I love teaching. I love being there to witness the moment the dots connect and a person arrives at the Aha! moment of reading their first word.

My four-year-old read his first early reader book this weekend and it was all I could do to keep from jumping out of my skin. I don't think I was this excited when he took his first steps. OK, I was. He walked down the hallways saying "go, go, go!"

When I worked in residential treatment, I worked with two boys who did not know how to read a single word. Both were well beyond the ages when such things are learned. One boy had had his head fractured as an infant and the other was born with Fetal Alcohol Syndrome. I loved these boys whole-heartedly. I worked with them daily on memorizing the sounds, developing ways to parse sounds by karate chopping words into syllables, and enjoying the sound of being read to. They were, after all, still little boys. After months of working together, I am proud of the progress they made in being able to decode (word-call,) simple words. It was a milestone for them when they first read words and I feel like it's one of the great experiences of my life that I got to be involved in it.

In particular, they learned to read "bad." Because these kids had such a massive history of abuse and neglect, the first time they decoded this word, I internally panicked. What came out of my mouth was "BAD KITTY" and a dramatically waving finger. We screamed "bad kitty," a lot that spring.

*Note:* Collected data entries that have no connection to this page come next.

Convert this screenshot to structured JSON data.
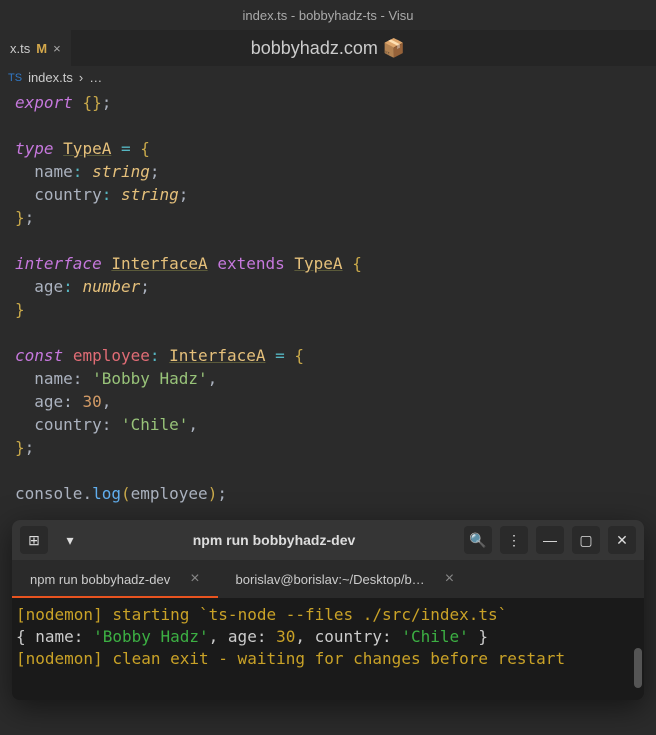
{
  "window": {
    "title": "index.ts - bobbyhadz-ts - Visu"
  },
  "tab": {
    "filename": "x.ts",
    "modified": "M",
    "close": "×"
  },
  "watermark": "bobbyhadz.com 📦",
  "breadcrumb": {
    "file": "index.ts",
    "sep": "›",
    "more": "…"
  },
  "code": {
    "l1_export": "export",
    "l1_braces": "{}",
    "l1_semi": ";",
    "l3_type": "type",
    "l3_name": "TypeA",
    "l3_eq": "=",
    "l3_open": "{",
    "l4_prop": "name",
    "l4_colon": ":",
    "l4_ptype": "string",
    "l4_semi": ";",
    "l5_prop": "country",
    "l5_colon": ":",
    "l5_ptype": "string",
    "l5_semi": ";",
    "l6_close": "}",
    "l6_semi": ";",
    "l8_interface": "interface",
    "l8_name": "InterfaceA",
    "l8_extends": "extends",
    "l8_ext": "TypeA",
    "l8_open": "{",
    "l9_prop": "age",
    "l9_colon": ":",
    "l9_ptype": "number",
    "l9_semi": ";",
    "l10_close": "}",
    "l12_const": "const",
    "l12_var": "employee",
    "l12_colon": ":",
    "l12_type": "InterfaceA",
    "l12_eq": "=",
    "l12_open": "{",
    "l13_prop": "name",
    "l13_val": "'Bobby Hadz'",
    "l13_comma": ",",
    "l14_prop": "age",
    "l14_val": "30",
    "l14_comma": ",",
    "l15_prop": "country",
    "l15_val": "'Chile'",
    "l15_comma": ",",
    "l16_close": "}",
    "l16_semi": ";",
    "l18_obj": "console",
    "l18_dot": ".",
    "l18_method": "log",
    "l18_open": "(",
    "l18_arg": "employee",
    "l18_close": ")",
    "l18_semi": ";"
  },
  "terminal": {
    "title": "npm run bobbyhadz-dev",
    "tabs": [
      {
        "label": "npm run bobbyhadz-dev"
      },
      {
        "label": "borislav@borislav:~/Desktop/b…"
      }
    ],
    "line1_pre": "[nodemon] starting ",
    "line1_cmd": "`ts-node --files ./src/index.ts`",
    "line2_a": "{ name: ",
    "line2_b": "'Bobby Hadz'",
    "line2_c": ", age: ",
    "line2_d": "30",
    "line2_e": ", country: ",
    "line2_f": "'Chile'",
    "line2_g": " }",
    "line3": "[nodemon] clean exit - waiting for changes before restart"
  }
}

But, teaching adults is a wildly different world. I don't have to worry so much about offending, although I'm still extremely careful with feelings. Learning is a vulnerable process and care should be taken with other people's souls.

Last week, I was teaching ESL and one of the mommies quietly asked, whispered really, what the difference was between "bush" and the bad word.

After a moment of confusion, I wrote "bush" and "bullshit" on a small dry erase board and showed them to she and the other women in class that afternoon. They got their cell phones out and showed me translations that didn't really make sense and we laughed wildly while discussing when it was appropriate to use each and pronouncing each word carefully so that the mommies would be able to tell when their children were swearing in order to properly reprimand.

These moments are fun and meaningful and exciting and useful. Teaching is like that.

One of my first contacts with an ESL student involved a young man telling me that he had lived in a storage facility without a roof in Arizona for years as an adolescent. He was hiding from the authorities and so lived there because no one was likely to find him there. He described loving the stars.